Zwischen Kaiserhof und Römischer Kurie: Joachim Bouvets Werk Tianxue benyi 天學本義

Eine Buchpräsentation von Apl. Prof. Claudia von Collani

am 12.10.2023, 19 Uhr, Aula des Missionspriesterseminars, Sankt Augustin


Zwischen Kaiserhof und Römischer KurieDer Übergang vom 17. zum 18. Jahrhundert brachte eine Wende in der frühneuzeitlichen Chinamission. Während zuvor im Zuge der jesuitischen Akkommodationsmethode religiöse westliche Texte für die chinesischen Christen übersetzt oder apologetische Schriften gegen die Missionsmethode anderer Orden verfasst wurden, verlagerte sich im 18. Jahrhundert der Fokus der Jesuiten an den Hof des Kaisers Kangxi mit seinen chinesischen und manjurischen Höflingen. In diesem Kontext muss Joachim Bouvets (1656–1730) Schrift Tianxue benyi (Der ursprüngliche Sinn der Himmelslehre) gesehen werden. Sie folgt zwar noch der klassischen Akkommodation, die sich auf den religiösen Gehalt antiker chinesischer Texte und ihren Gottesglauben bezieht, gleichzeitig aber benutzte Bouvet auch zeitgenössische chinesische Texte und „Interviews“ von hochrangigen Chinesen und Manjus zur theologischen Auslegung.

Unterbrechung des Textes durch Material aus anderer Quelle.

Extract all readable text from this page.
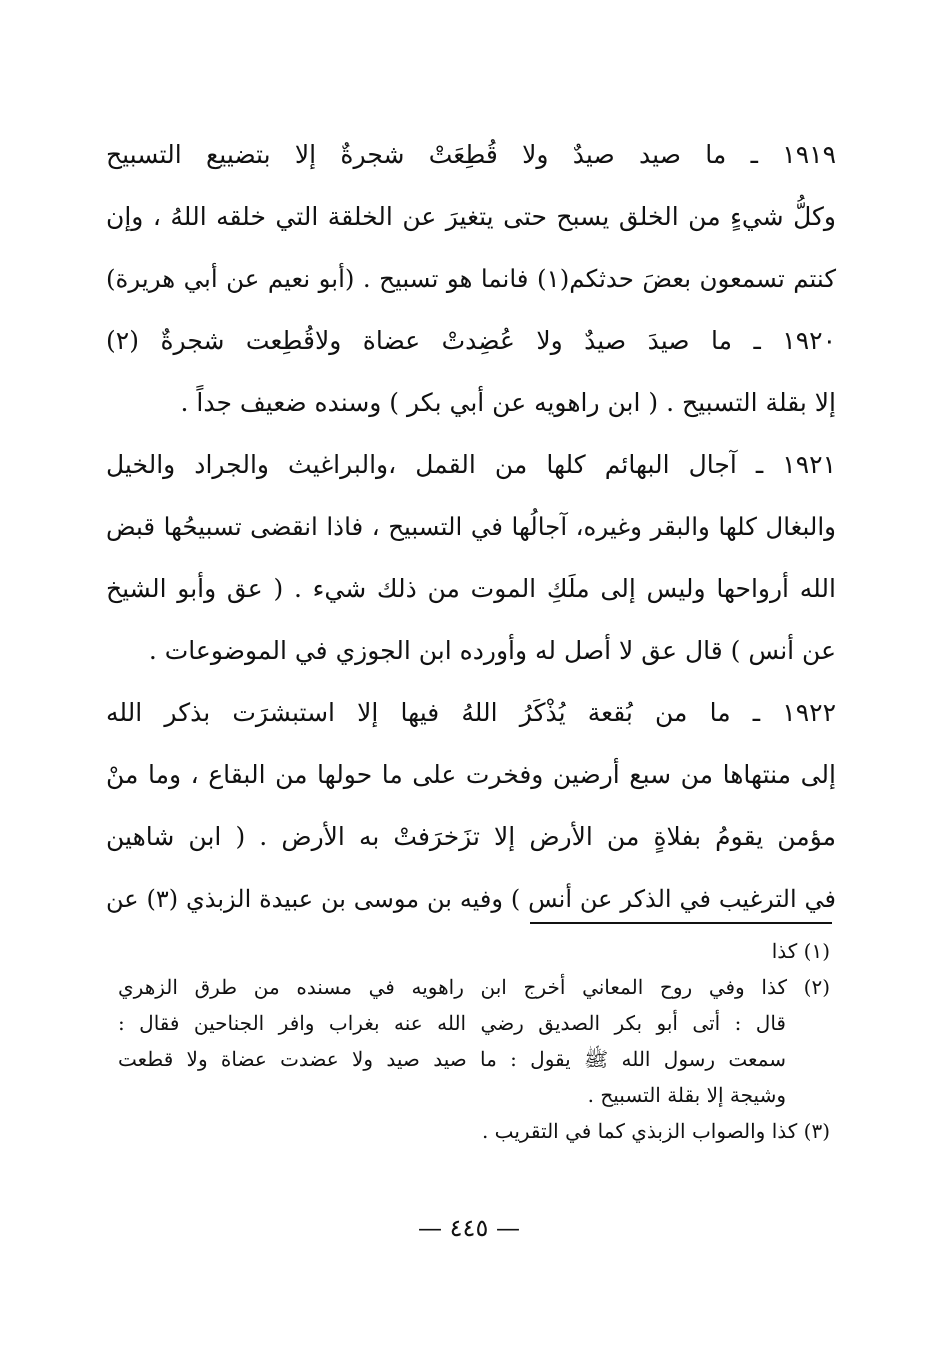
١٩١٩ ـ ما صيد صيدٌ ولا قُطِعَتْ شجرةٌ إلا بتضييع التسبيح
وكلُّ شيءٍ من الخلق يسبح حتى يتغيرَ عن الخلقة التي خلقه اللهُ ، وإن
كنتم تسمعون بعضَ حدثكم(١) فانما هو تسبيح . (أبو نعيم عن أبي هريرة)
١٩٢٠ ـ ما صيدَ صيدٌ ولا عُضِدتْ عضاة ولاقُطِعت شجرةٌ (٢)
إلا بقلة التسبيح . ( ابن راهويه عن أبي بكر ) وسنده ضعيف جداً .
١٩٢١ ـ آجال البهائم كلها من القمل ،والبراغيث والجراد والخيل
والبغال كلها والبقر وغيره، آجالُها في التسبيح ، فاذا انقضى تسبيحُها قبض
الله أرواحها وليس إلى ملَكِ الموت من ذلك شيء . ( عق وأبو الشيخ
عن أنس ) قال عق لا أصل له وأورده ابن الجوزي في الموضوعات .
١٩٢٢ ـ ما من بُقعة يُذْكَرُ اللهُ فيها إلا استبشرَت بذكر الله
إلى منتهاها من سبع أرضين وفخرت على ما حولها من البقاع ، وما منْ
مؤمن يقومُ بفلاةٍ من الأرض إلا تزَخرَفتْ به الأرض . ( ابن شاهين
في الترغيب في الذكر عن أنس ) وفيه بن موسى بن عبيدة الزبذي (٣) عن
(١) كذا
(٢) كذا وفي روح المعاني أخرج ابن راهويه في مسنده من طرق الزهري
قال : أتى أبو بكر الصديق رضي الله عنه بغراب وافر الجناحين فقال :
سمعت رسول الله ﷺ يقول : ما صيد صيد ولا عضدت عضاة ولا قطعت
وشيجة إلا بقلة التسبيح .
(٣) كذا والصواب الزبذي كما في التقريب .
— ٤٤٥ —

Die verschiedenen Versionen des Tianxue benyi wurden von Kangxi kritisch begleitet. Er ließ das Werk ins Lateinische übersetzen, um dem päpstlichen Legaten Charles-Thomas Maillard de Tournon während seines Aufenthalts in China die Vereinbarkeit von Christentum und Konfuzianismus zu veranschaulichen – eine der zentralen Fragen des Ritenstreits. Zwar wurde Bouvets Opus nie gedruckt und sein Einfluss auf Chinesen und Manjus lässt sich nur schwer abschätzen, jedoch zeigen die verschiedenen Manuskriptversionen die Entwicklung von Bouvets Theologie, die letztendlich in den Figurismus mündete.

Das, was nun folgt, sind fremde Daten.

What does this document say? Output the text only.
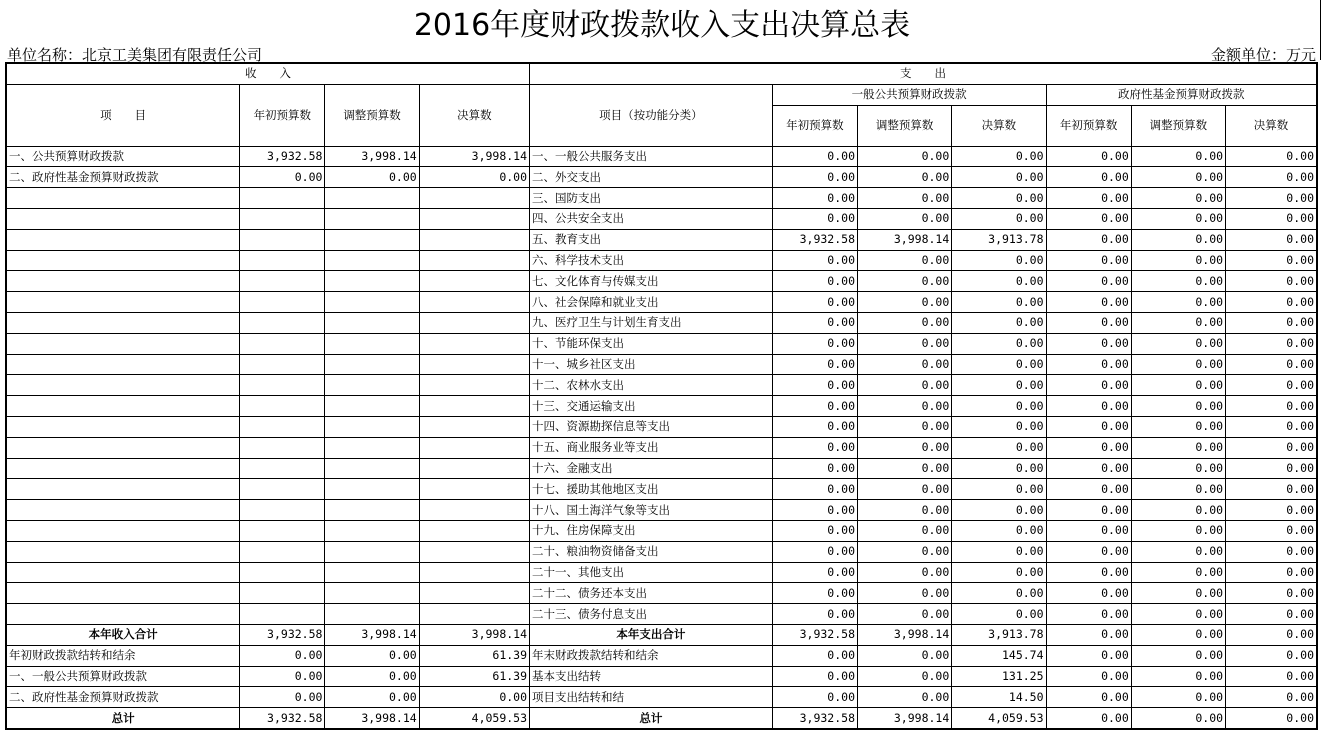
2016年度财政拨款收入支出决算总表
单位名称：北京工美集团有限责任公司	金额单位：万元
收　　入				支　　出						
项　　目	年初预算数	调整预算数	决算数	项目（按功能分类）	一般公共预算财政拨款			政府性基金预算财政拨款		
					年初预算数	调整预算数	决算数	年初预算数	调整预算数	决算数
一、公共预算财政拨款	3,932.58	3,998.14	3,998.14	一、一般公共服务支出	0.00	0.00	0.00	0.00	0.00	0.00
二、政府性基金预算财政拨款	0.00	0.00	0.00	二、外交支出	0.00	0.00	0.00	0.00	0.00	0.00
				三、国防支出	0.00	0.00	0.00	0.00	0.00	0.00
				四、公共安全支出	0.00	0.00	0.00	0.00	0.00	0.00
				五、教育支出	3,932.58	3,998.14	3,913.78	0.00	0.00	0.00
				六、科学技术支出	0.00	0.00	0.00	0.00	0.00	0.00
				七、文化体育与传媒支出	0.00	0.00	0.00	0.00	0.00	0.00
				八、社会保障和就业支出	0.00	0.00	0.00	0.00	0.00	0.00
				九、医疗卫生与计划生育支出	0.00	0.00	0.00	0.00	0.00	0.00
				十、节能环保支出	0.00	0.00	0.00	0.00	0.00	0.00
				十一、城乡社区支出	0.00	0.00	0.00	0.00	0.00	0.00
				十二、农林水支出	0.00	0.00	0.00	0.00	0.00	0.00
				十三、交通运输支出	0.00	0.00	0.00	0.00	0.00	0.00
				十四、资源勘探信息等支出	0.00	0.00	0.00	0.00	0.00	0.00
				十五、商业服务业等支出	0.00	0.00	0.00	0.00	0.00	0.00
				十六、金融支出	0.00	0.00	0.00	0.00	0.00	0.00
				十七、援助其他地区支出	0.00	0.00	0.00	0.00	0.00	0.00
				十八、国土海洋气象等支出	0.00	0.00	0.00	0.00	0.00	0.00
				十九、住房保障支出	0.00	0.00	0.00	0.00	0.00	0.00
				二十、粮油物资储备支出	0.00	0.00	0.00	0.00	0.00	0.00
				二十一、其他支出	0.00	0.00	0.00	0.00	0.00	0.00
				二十二、债务还本支出	0.00	0.00	0.00	0.00	0.00	0.00
				二十三、债务付息支出	0.00	0.00	0.00	0.00	0.00	0.00
本年收入合计	3,932.58	3,998.14	3,998.14	本年支出合计	3,932.58	3,998.14	3,913.78	0.00	0.00	0.00
年初财政拨款结转和结余	0.00	0.00	61.39	年末财政拨款结转和结余	0.00	0.00	145.74	0.00	0.00	0.00
一、一般公共预算财政拨款	0.00	0.00	61.39	基本支出结转	0.00	0.00	131.25	0.00	0.00	0.00
二、政府性基金预算财政拨款	0.00	0.00	0.00	项目支出结转和结	0.00	0.00	14.50	0.00	0.00	0.00
总计	3,932.58	3,998.14	4,059.53	总计	3,932.58	3,998.14	4,059.53	0.00	0.00	0.00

Apl. Prof. Dr. Claudia von Collani ist katholische Theologin. Ihr Spezialgebiet ist die Missionsgeschichte Ostasiens der frühen Neuzeit, v.a. der chinesische Ritenstreit, Inkulturation, Missionstheologie, kultureller und wissenschaftlicher Austausch zwischen Europa und Ostasien, sowie der chinesische Figurismus. Sie hat an verschiedenen internationalen Forschungsprojekten mitgewirkt, so über den Einfluss Ostasiens auf das deutsche Schultheater der Jesuiten, zu den Acta Pekinensia, zur ersten Übersetzung des Daodejing in eine europäische Sprache sowie am Projekt der Mission der Franziskanerprovinz Saxonia. Sie war Research Fellow am International Consortium for Research in Humanities: Fate, Freedom, and Prognostication der Universität Erlangen. Sie ist Autorin bzw. Co-Autorin von 11 Büchern und fast 150 Artikeln. Ihr jüngstes Buch Der ursprüngliche Sinn der Himmelslehre (Tianxue benyi): Joachim Bouvets (1656–1730) frühe Missionstheologie in China. Analyse, Transkription und Übersetzung der lateinischen Fassungen, wurde 2022 vom Institut Monumenta Serica herausgegeben.